L'aura glaciale qui entourait Acheng commença à se dissiper. L'aîné secoua vigoureusement son corps et reprit rapidement conscience, titubant et demandant : « Grand frère, qu'est-ce que tu fais ? »
« Pourquoi me posez-vous cette question ? C’est moi qui devrais vous la poser ! Comment êtes-vous arrivé ici ? Ne vous avais-je pas dit d’aller acheter de l’essence ? Quelqu’un vous a-t-il agressé ? » demanda le chef d’une voix grave.
Le troisième frère cherchait lui aussi aux alentours pour voir si quelqu'un était là.
Acheng marqua une pause, puis secoua la tête, se remémorant soigneusement les événements avant de se souvenir enfin de ce qui venait de se passer. Il se toucha la tête, fronça les sourcils et dit
: «
Non, personne ne m’a agressé. J’ai juste trébuché et je suis tombé en arrivant…
» Après un instant de réflexion, Acheng ajouta
: «
Je me souviens maintenant. Le mois dernier, je dormais dans ma chambre quand je me suis soudainement levé pour uriner. J’ai trébuché et je suis tombé dans la salle de bain… non, non, je n’ai pas trébuché, mais je me suis évanoui. Il semble que ce soit la même chose qui vient de se produire. Je suppose que je suis peut-être un peu anémique, alors je m’évanouis de temps en temps.
»
L'aîné renifla et dit : « Si jeune, comment as-tu pu attraper cette maladie ? Dans notre métier, la santé est primordiale. »
Après avoir dit cela, le frère aîné fit signe au troisième frère et dit : « Troisième frère, inutile de vérifier, il n'y a personne ici. »

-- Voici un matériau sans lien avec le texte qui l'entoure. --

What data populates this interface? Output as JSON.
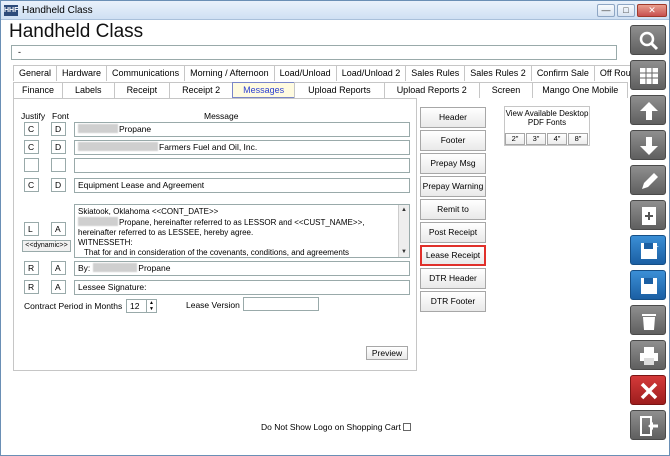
{
  "window": {
    "title": "Handheld Class",
    "app_icon_text": "HHF",
    "controls": {
      "minimize": "—",
      "maximize": "□",
      "close": "✕"
    }
  },
  "header": {
    "app_title": "Handheld Class",
    "top_field_value": "-"
  },
  "tabs_row1": [
    "General",
    "Hardware",
    "Communications",
    "Morning / Afternoon",
    "Load/Unload",
    "Load/Unload 2",
    "Sales Rules",
    "Sales Rules 2",
    "Confirm Sale",
    "Off Route"
  ],
  "tabs_row2": [
    "Finance",
    "Labels",
    "Receipt",
    "Receipt 2",
    "Messages",
    "Upload Reports",
    "Upload Reports 2",
    "Screen",
    "Mango One Mobile"
  ],
  "active_tab": "Messages",
  "columns": {
    "justify": "Justify",
    "font": "Font",
    "message": "Message"
  },
  "rows": [
    {
      "justify": "C",
      "font": "D",
      "message": "Propane"
    },
    {
      "justify": "C",
      "font": "D",
      "message": "Farmers Fuel and Oil, Inc."
    },
    {
      "justify": "",
      "font": "",
      "message": ""
    },
    {
      "justify": "C",
      "font": "D",
      "message": "Equipment Lease and Agreement"
    }
  ],
  "lease_block": {
    "justify": "L",
    "font": "A",
    "dynamic_button": "<<dynamic>>",
    "lines": [
      "Skiatook, Oklahoma  <<CONT_DATE>>",
      "Propane, hereinafter referred to as LESSOR and  <<CUST_NAME>>,",
      "hereinafter referred to as LESSEE, hereby agree.",
      "WITNESSETH:",
      "That for and in consideration of the covenants, conditions, and agreements"
    ]
  },
  "signature_rows": [
    {
      "justify": "R",
      "font": "A",
      "message_prefix": "By:",
      "message_suffix": "Propane"
    },
    {
      "justify": "R",
      "font": "A",
      "message_prefix": "Lessee Signature:",
      "message_suffix": ""
    }
  ],
  "contract": {
    "label": "Contract Period in Months",
    "value": "12",
    "version_label": "Lease Version",
    "version_value": ""
  },
  "preview_button": "Preview",
  "side_buttons": [
    "Header",
    "Footer",
    "Prepay Msg",
    "Prepay Warning",
    "Remit to",
    "Post Receipt",
    "Lease Receipt",
    "DTR Header",
    "DTR Footer"
  ],
  "highlighted_side_button": "Lease Receipt",
  "pdf_fonts": {
    "title": "View Available Desktop PDF Fonts",
    "sizes": [
      "2\"",
      "3\"",
      "4\"",
      "8\""
    ]
  },
  "logo_checkbox_label": "Do Not Show Logo on Shopping Cart",
  "toolbar_icons": [
    "search-icon",
    "grid-icon",
    "arrow-up-icon",
    "arrow-down-icon",
    "pencil-icon",
    "add-document-icon",
    "save-new-icon",
    "save-icon",
    "trash-icon",
    "print-icon",
    "close-icon",
    "exit-icon"
  ]
}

L'aîné avait pratiquement écarté la possibilité d'une attaque ou d'une embuscade
; il semblait qu'Ah Cheng s'était simplement évanoui et cherchait les ennuis. Après un moment de réflexion, il dit avec colère
: «
Troisième frère, prends le bidon, va à la station-service et achète de l'essence. Ah Cheng et moi t'attendrons dans la voiture. Vas-y vite et reviens vite.
»
Le troisième frère répondit, puis ramassa le bidon par terre et se dirigea vers la station-service.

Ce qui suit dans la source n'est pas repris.